Sample No. 3: Personal Motivations


This is a third sample for my final doctor of ministry project, "Cultivating Spiritual Disciplines in a Consumer Culture." This sample highlights my personal motivations for conducting this project. 

            Guess blue jeans. Swatch watches. Nike basketball shoes. These are just a few of the brands of clothing and accessories that were popular when I was a sixth-grade boy. I envisioned myself walking the crowded middle school hallways in those faded, $40 blue jeans. The inverted, triangular Guess emblem on the back pocket, I told myself, would make me an instant hit with classmates. I envisioned how owning a colorful Swiss watch would perhaps turn a girl’s head. And somehow I convinced myself that owning a pair of Air Jordan sneakers would elevate my skill level and athletic ability on the basketball court. 
Owning these brand-name products was a burning desire for me as an adolescent, and I can remember haranguing my mother to purchase these items on back-to-school shopping trips. Now that I have children of my own, the same script plays out, only in this scenario my children plead with me to buy iPhones, Beats headphones, and $180 Rock Revival designer blue jeans. And as for me, my consumer desires have now graduated to larger-ticket items like vehicles, home-improvement projects, and flat-screen televisions.
            Consumerism is as powerful today as it was in the 1980s. When under the spell of consumerism, nothing else seems to matter for individuals but pursuing and consuming stuff we typically do not need, or consuming in quantities and ways that are wasteful and luxuriant. When captivated by the consumer spirit, we do not think conscientiously about how things are made, who makes them, and under what circumstances they are made. We do not think about the effects of things like packaging or fuel costs, and how our everyday consumer choices impact God’s creation and The Least of These. We do not think about the negative spiritual impact upon us personally, or reflect upon the reasons why we feel we have to have certain products. Consumerism is an unbridled force today, particularly in our western culture, and it presents significant challenges to the western Church as we seek to live out our calling to care for God’s creation and provide for the needs of the world’s poor.

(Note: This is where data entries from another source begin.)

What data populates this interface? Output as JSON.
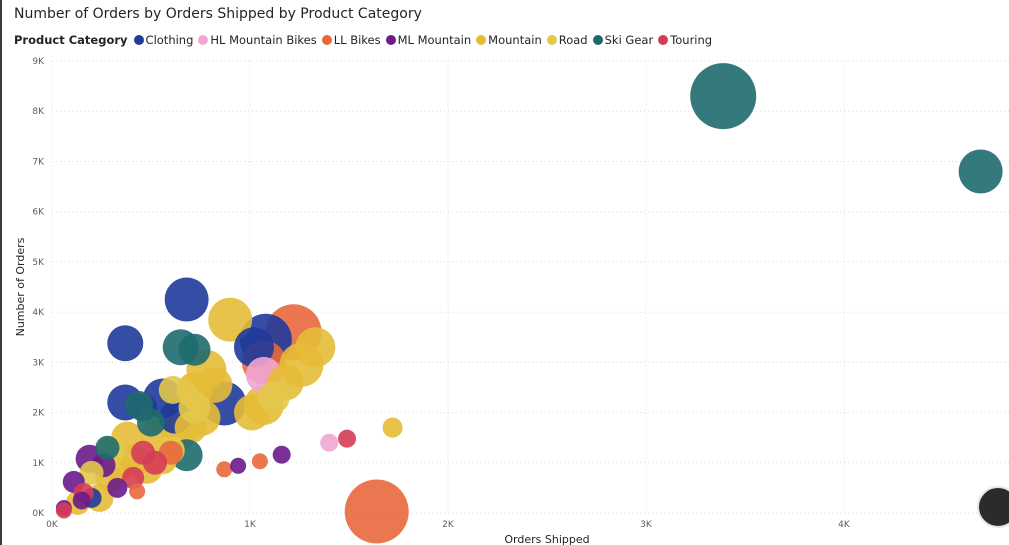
{
  "chart_data": {
    "type": "scatter",
    "title": "Number of Orders by Orders Shipped by Product Category",
    "xlabel": "Orders Shipped",
    "ylabel": "Number of Orders",
    "xlim": [
      0,
      4800
    ],
    "ylim": [
      0,
      9000
    ],
    "x_ticks": [
      "0K",
      "1K",
      "2K",
      "3K",
      "4K"
    ],
    "y_ticks": [
      "0K",
      "1K",
      "2K",
      "3K",
      "4K",
      "5K",
      "6K",
      "7K",
      "8K",
      "9K"
    ],
    "grid": true,
    "legend_title": "Product Category",
    "legend_position": "top-left",
    "series": [
      {
        "name": "Clothing",
        "color": "#1f3a9a",
        "points": [
          [
            680,
            4250,
            22
          ],
          [
            1080,
            3450,
            26
          ],
          [
            370,
            3380,
            18
          ],
          [
            870,
            2180,
            22
          ],
          [
            560,
            2280,
            20
          ],
          [
            370,
            2200,
            18
          ],
          [
            1020,
            3300,
            20
          ],
          [
            620,
            1900,
            16
          ],
          [
            200,
            300,
            10
          ],
          [
            460,
            2100,
            14
          ]
        ]
      },
      {
        "name": "HL Mountain Bikes",
        "color": "#f0a6d2",
        "points": [
          [
            1070,
            2750,
            18
          ],
          [
            1400,
            1400,
            9
          ]
        ]
      },
      {
        "name": "LL Bikes",
        "color": "#e8683c",
        "points": [
          [
            1220,
            3600,
            28
          ],
          [
            1640,
            30,
            32
          ],
          [
            1070,
            3000,
            22
          ],
          [
            870,
            870,
            8
          ],
          [
            1050,
            1030,
            8
          ],
          [
            430,
            430,
            8
          ],
          [
            600,
            1200,
            12
          ]
        ]
      },
      {
        "name": "ML Mountain",
        "color": "#6b1b8a",
        "points": [
          [
            1160,
            1160,
            9
          ],
          [
            940,
            940,
            8
          ],
          [
            190,
            1080,
            14
          ],
          [
            110,
            620,
            11
          ],
          [
            260,
            950,
            12
          ],
          [
            330,
            500,
            10
          ],
          [
            60,
            100,
            8
          ],
          [
            150,
            250,
            9
          ]
        ]
      },
      {
        "name": "Mountain",
        "color": "#e6bc37",
        "points": [
          [
            900,
            3850,
            22
          ],
          [
            1330,
            3300,
            20
          ],
          [
            1260,
            2950,
            22
          ],
          [
            780,
            2850,
            20
          ],
          [
            720,
            2450,
            18
          ],
          [
            1070,
            2150,
            20
          ],
          [
            1010,
            2000,
            18
          ],
          [
            820,
            2550,
            18
          ],
          [
            640,
            1600,
            18
          ],
          [
            540,
            1550,
            18
          ],
          [
            380,
            1500,
            16
          ],
          [
            420,
            1050,
            16
          ],
          [
            480,
            900,
            16
          ],
          [
            290,
            700,
            14
          ],
          [
            240,
            300,
            14
          ],
          [
            130,
            200,
            12
          ],
          [
            760,
            1900,
            18
          ],
          [
            700,
            1700,
            16
          ],
          [
            1720,
            1700,
            10
          ],
          [
            560,
            1050,
            14
          ],
          [
            340,
            900,
            14
          ],
          [
            1180,
            2600,
            18
          ]
        ]
      },
      {
        "name": "Road",
        "color": "#e3c84a",
        "points": [
          [
            610,
            2450,
            14
          ],
          [
            1120,
            2300,
            16
          ],
          [
            720,
            2100,
            16
          ],
          [
            600,
            1250,
            14
          ],
          [
            300,
            1250,
            14
          ],
          [
            200,
            800,
            12
          ]
        ]
      },
      {
        "name": "Ski Gear",
        "color": "#1e6b6e",
        "points": [
          [
            3390,
            8300,
            33
          ],
          [
            4690,
            6800,
            22
          ],
          [
            650,
            3300,
            18
          ],
          [
            720,
            3250,
            16
          ],
          [
            680,
            1150,
            16
          ],
          [
            440,
            2150,
            14
          ],
          [
            500,
            1800,
            14
          ],
          [
            280,
            1300,
            12
          ]
        ]
      },
      {
        "name": "Touring",
        "color": "#d63c58",
        "points": [
          [
            1490,
            1480,
            9
          ],
          [
            460,
            1200,
            12
          ],
          [
            520,
            1000,
            12
          ],
          [
            160,
            400,
            10
          ],
          [
            60,
            50,
            8
          ],
          [
            410,
            700,
            11
          ]
        ]
      }
    ]
  }
}
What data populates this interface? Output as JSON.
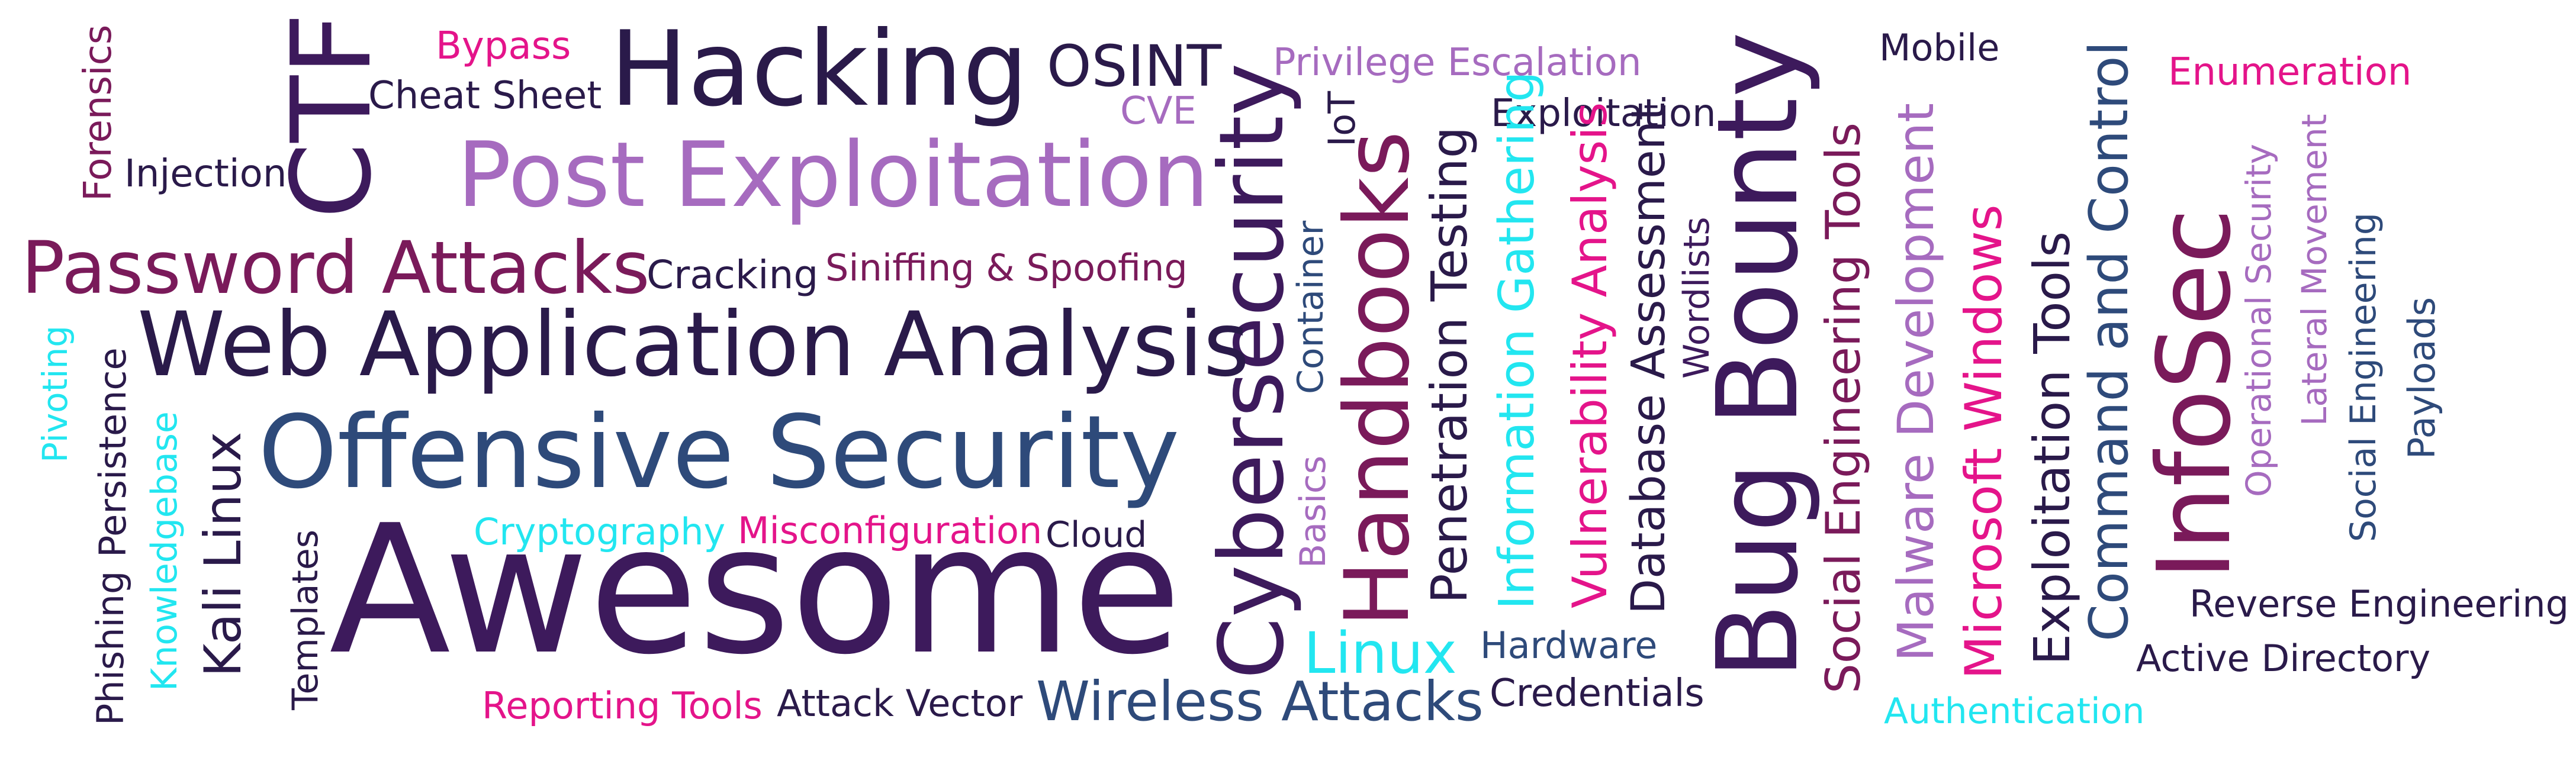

            I am drawn to this project for personal reasons. I realize how pervasive a force consumerism has exerted and continues to exert on me. When I look at my city trash receptacle each week on trash day and I see four plastic bags full of Styrofoam cups, plastic bags, and other household waste, something does not seem right. When I taxi back-and-forth across town every night of the week to my children’s athletics practices and other activities, something seems off. When I see a television commercial for a new F-150 pickup truck and spend the next week fantasizing about how I might acquire one someday, I realize there is something other than the Holy Spirit vying for my deepest spiritual and emotional affections. And as I look beyond myself, I see the same force is at work in my family, my neighbors, my community, and my world. 
            The impetus for my final project is an internal nudging that has pursued me since I was a child; I have wrestled for many years with the tension between my consumer desires and the deeper, spiritual desires of my heart. I have longed for many years to identify a way of being in this consumer context – an ordering of everyday life – that can become a means of personal, Christian formation. I hope that through this project, my family and I, and others in my ministry context, can learn how to maximize our talents and contribute more to the work of mission, specifically in the areas of Creation Care and The Least of These. There is much we can do as Christ’s Church to participate in these mission themes if we can just learn to consume in more responsible and thoughtful ways.